Now let me go to the fruit
debate, some say you should cut it since it’s such a high source of fructose,
others say that fruits have such health benefits like vitamins and minerals and
it’s unacceptable to stop consuming it, as even for the sugar they have –the
fructose- , it is a natural element and it doesn’t have the same effect as
white processed sugar, though some fruits like bananas or pears have higher
amounts of fructose and are to be consumed in a limit. For me, fruits are
something I can’t go without; I am such a fruit-lover. So, decidedly, the fruit stays but with some caution measures, the breakfast
cereal as well, and just one small portion of bread. This would be perfect if I
followed it to the letter.
Recently, I started to get used to the new diet, I eliminated all
sources of added sugar, I am now better at fighting my cravings.
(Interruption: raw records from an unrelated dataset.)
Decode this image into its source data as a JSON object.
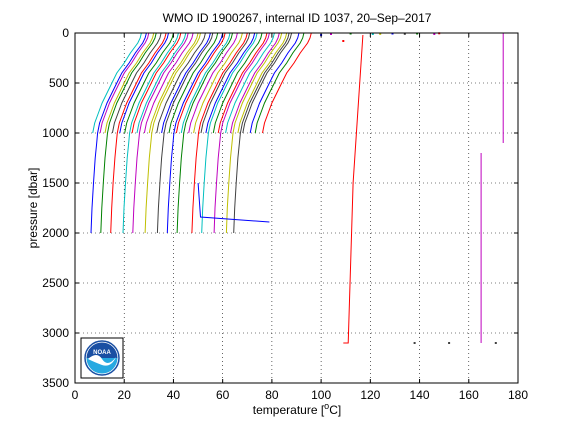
{
  "chart_data": {
    "type": "line",
    "title": "WMO ID 1900267, internal ID 1037, 20–Sep–2017",
    "xlabel_main": "temperature [",
    "xlabel_sup": "o",
    "xlabel_tail": "C]",
    "ylabel": "pressure [dbar]",
    "xlim": [
      0,
      180
    ],
    "ylim": [
      3500,
      0
    ],
    "y_reversed": true,
    "grid": true,
    "grid_style": "dotted",
    "legend": "none",
    "x_ticks": [
      "0",
      "20",
      "40",
      "60",
      "80",
      "100",
      "120",
      "140",
      "160",
      "180"
    ],
    "y_ticks": [
      "0",
      "500",
      "1000",
      "1500",
      "2000",
      "2500",
      "3000",
      "3500"
    ],
    "series_note": "Profiles are plotted with a cumulative horizontal offset; many overlapping colored lines.",
    "profile_colors": [
      "#0000ff",
      "#008000",
      "#ff0000",
      "#00bfbf",
      "#bf00bf",
      "#bfbf00",
      "#404040"
    ],
    "deep_profile_offsets": [
      5,
      9,
      13,
      18,
      22,
      27,
      32,
      36,
      40,
      46,
      50,
      55,
      60,
      63
    ],
    "shallow_profile_offsets": [
      3,
      6,
      8,
      11,
      14,
      16,
      19,
      21,
      24,
      26,
      29,
      31,
      34,
      37,
      39,
      42,
      44,
      47,
      49,
      52,
      54,
      57,
      59,
      62,
      64,
      67,
      69,
      72
    ],
    "outlier_segments": [
      {
        "color": "#0000ff",
        "points": [
          [
            50,
            1500
          ],
          [
            51,
            1840
          ],
          [
            79,
            1890
          ]
        ]
      },
      {
        "color": "#ff0000",
        "points": [
          [
            117,
            20
          ],
          [
            113,
            1500
          ],
          [
            111,
            3100
          ],
          [
            109,
            3100
          ]
        ]
      },
      {
        "color": "#bf00bf",
        "points": [
          [
            174,
            0
          ],
          [
            174,
            1100
          ]
        ]
      },
      {
        "color": "#bf00bf",
        "points": [
          [
            165,
            1200
          ],
          [
            165,
            3100
          ]
        ]
      }
    ],
    "surface_flecks": [
      {
        "x": 100,
        "y": 20,
        "color": "#0000ff"
      },
      {
        "x": 104,
        "y": 10,
        "color": "#bf00bf"
      },
      {
        "x": 109,
        "y": 80,
        "color": "#ff0000"
      },
      {
        "x": 112,
        "y": 5,
        "color": "#008000"
      },
      {
        "x": 121,
        "y": 10,
        "color": "#00bfbf"
      },
      {
        "x": 124,
        "y": 8,
        "color": "#bfbf00"
      },
      {
        "x": 129,
        "y": 5,
        "color": "#0000ff"
      },
      {
        "x": 134,
        "y": 8,
        "color": "#404040"
      },
      {
        "x": 139,
        "y": 5,
        "color": "#008000"
      },
      {
        "x": 146,
        "y": 10,
        "color": "#bf00bf"
      },
      {
        "x": 148,
        "y": 3,
        "color": "#ff0000"
      },
      {
        "x": 138,
        "y": 3100,
        "color": "#404040"
      },
      {
        "x": 152,
        "y": 3100,
        "color": "#404040"
      },
      {
        "x": 171,
        "y": 3100,
        "color": "#404040"
      }
    ]
  },
  "logo": {
    "name": "NOAA",
    "text": "NOAA",
    "colors": {
      "sky": "#1a4fa3",
      "sea": "#27a9e1",
      "bird": "#ffffff"
    }
  }
}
My father got us a box of almond treats
covered with sugar, each piece surely has more than 10g of sugar, and do you
know what 10g of sugar means? A disaster! Frankly I love those treats, they’re
so good. So, I opened the box, looked at them, held a piece of the sweet stuff
and carried it straight to my mouth. At such a point, the point where you’re
about to break your diet and with it break every piece of resistance you’ve
developed against food, your thoughts are messed up; your consciousness is
telling you “You shouldn’t do this, don’t just go back to your old habits!”
while your desire for the long-banned sugar is convincing that one little treat
won’t hurt anybody. I took one bite, and then suddenly realized what I was
doing; I put it back into the box and closed it back.
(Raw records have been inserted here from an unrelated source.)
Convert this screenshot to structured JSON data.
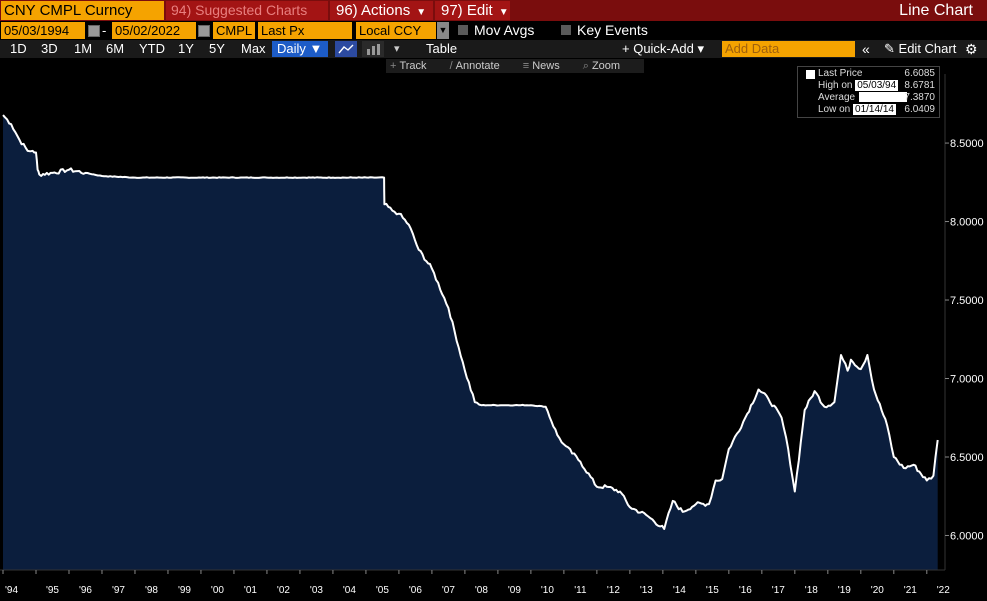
{
  "header": {
    "ticker": "CNY CMPL Curncy",
    "suggested": "94) Suggested Charts",
    "actions": "96) Actions",
    "edit": "97) Edit",
    "chart_type": "Line Chart"
  },
  "controls": {
    "start_date": "05/03/1994",
    "end_date": "05/02/2022",
    "date_sep": "-",
    "source": "CMPL",
    "field": "Last Px",
    "currency": "Local CCY",
    "mov_avgs": "Mov Avgs",
    "key_events": "Key Events"
  },
  "periods": [
    "1D",
    "3D",
    "1M",
    "6M",
    "YTD",
    "1Y",
    "5Y",
    "Max"
  ],
  "frequency": "Daily ▼",
  "toolbar": {
    "table": "Table",
    "quick_add": "+ Quick-Add ▾",
    "add_data_placeholder": "Add Data",
    "edit_chart": "Edit Chart"
  },
  "chart_tools": [
    "Track",
    "Annotate",
    "News",
    "Zoom"
  ],
  "legend": {
    "last_label": "Last Price",
    "last_value": "6.6085",
    "high_prefix": "High on",
    "high_date": "05/03/94",
    "high_value": "8.6781",
    "avg_label": "Average",
    "avg_value": "7.3870",
    "low_prefix": "Low on",
    "low_date": "01/14/14",
    "low_value": "6.0409"
  },
  "colors": {
    "accent": "#f5a300",
    "header_bg": "#7a0d0d",
    "fill": "#0b1e3d",
    "line": "#ffffff"
  },
  "chart_data": {
    "type": "area",
    "title": "",
    "xlabel": "",
    "ylabel": "",
    "ylim": [
      5.78,
      8.94
    ],
    "xlim": [
      1994.0,
      2022.4
    ],
    "y_ticks": [
      6.0,
      6.5,
      7.0,
      7.5,
      8.0,
      8.5
    ],
    "y_tick_labels": [
      "6.0000",
      "6.5000",
      "7.0000",
      "7.5000",
      "8.0000",
      "8.5000"
    ],
    "x_ticks": [
      1994,
      1995,
      1996,
      1997,
      1998,
      1999,
      2000,
      2001,
      2002,
      2003,
      2004,
      2005,
      2006,
      2007,
      2008,
      2009,
      2010,
      2011,
      2012,
      2013,
      2014,
      2015,
      2016,
      2017,
      2018,
      2019,
      2020,
      2021,
      2022
    ],
    "x_tick_labels": [
      "'94",
      "'95",
      "'96",
      "'97",
      "'98",
      "'99",
      "'00",
      "'01",
      "'02",
      "'03",
      "'04",
      "'05",
      "'06",
      "'07",
      "'08",
      "'09",
      "'10",
      "'11",
      "'12",
      "'13",
      "'14",
      "'15",
      "'16",
      "'17",
      "'18",
      "'19",
      "'20",
      "'21",
      "'22"
    ],
    "series": [
      {
        "x": [
          1994.0,
          1994.25,
          1994.5,
          1994.75,
          1994.9,
          1995.0,
          1995.05,
          1995.1,
          1995.5,
          1996.0,
          1996.5,
          1997.0,
          1998.0,
          2000.0,
          2002.0,
          2004.0,
          2005.55,
          2005.56,
          2005.8,
          2006.0,
          2006.3,
          2006.6,
          2007.0,
          2007.5,
          2008.0,
          2008.3,
          2008.5,
          2008.8,
          2009.5,
          2010.0,
          2010.45,
          2010.8,
          2011.0,
          2011.5,
          2012.0,
          2012.3,
          2012.7,
          2013.0,
          2013.5,
          2014.04,
          2014.3,
          2014.6,
          2015.0,
          2015.4,
          2015.6,
          2015.8,
          2016.0,
          2016.5,
          2016.9,
          2017.2,
          2017.6,
          2017.8,
          2018.0,
          2018.3,
          2018.6,
          2018.9,
          2019.2,
          2019.4,
          2019.6,
          2019.7,
          2020.0,
          2020.2,
          2020.4,
          2020.8,
          2021.0,
          2021.3,
          2021.6,
          2022.0,
          2022.2,
          2022.33
        ],
        "y": [
          8.6781,
          8.62,
          8.52,
          8.45,
          8.45,
          8.44,
          8.33,
          8.3,
          8.31,
          8.33,
          8.31,
          8.29,
          8.28,
          8.28,
          8.28,
          8.28,
          8.28,
          8.11,
          8.07,
          8.05,
          7.98,
          7.82,
          7.7,
          7.45,
          7.05,
          6.85,
          6.83,
          6.83,
          6.83,
          6.83,
          6.82,
          6.64,
          6.58,
          6.47,
          6.31,
          6.31,
          6.28,
          6.18,
          6.13,
          6.0409,
          6.22,
          6.15,
          6.2,
          6.2,
          6.35,
          6.36,
          6.55,
          6.75,
          6.93,
          6.87,
          6.75,
          6.55,
          6.28,
          6.8,
          6.92,
          6.82,
          6.85,
          7.15,
          7.05,
          7.12,
          7.06,
          7.15,
          6.93,
          6.7,
          6.5,
          6.43,
          6.45,
          6.35,
          6.38,
          6.6085
        ]
      }
    ]
  }
}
Finally, it wasn’t about the
sweets my father bought anymore, it’s more about putting my choices to test, if
I am really insistent about this diet then I won’t allow any craving to step in
the way, instead ,little by little, anything I shouldn’t eat must no longer present
a craving.
It’s been about 3 weeks since I’ve been on the low-carb diet; I am already
starting to feel a lot better. My waist is thinner and my belly is flat. I decided it was time to face the scale; it is
very important to see your diet make some changes, it helps you feel strongly
about it and hold on more to your goals. I experience a little bit of anxiety
every time I am weighing myself, certainly because of the importance of the
number on the scale, it might be wrong to think this way, but it is what it is.
Thankfully, It turns out I have lost around 4.5 lbs. ; it was amazing,
it was all worth it! I must admit that there is more to it than the weight I
lost: while cutting down on refined carbs and added sugars, I replaced them
with low-calorie, rich in nutrients foods, like vegetables, fruits and nuts,
and all that was fueling my body with the right nutrition I needed. I even
learned how to cook those foods and I’ve come up with so many creative meals
that tasted so much better than the unhealthy ones.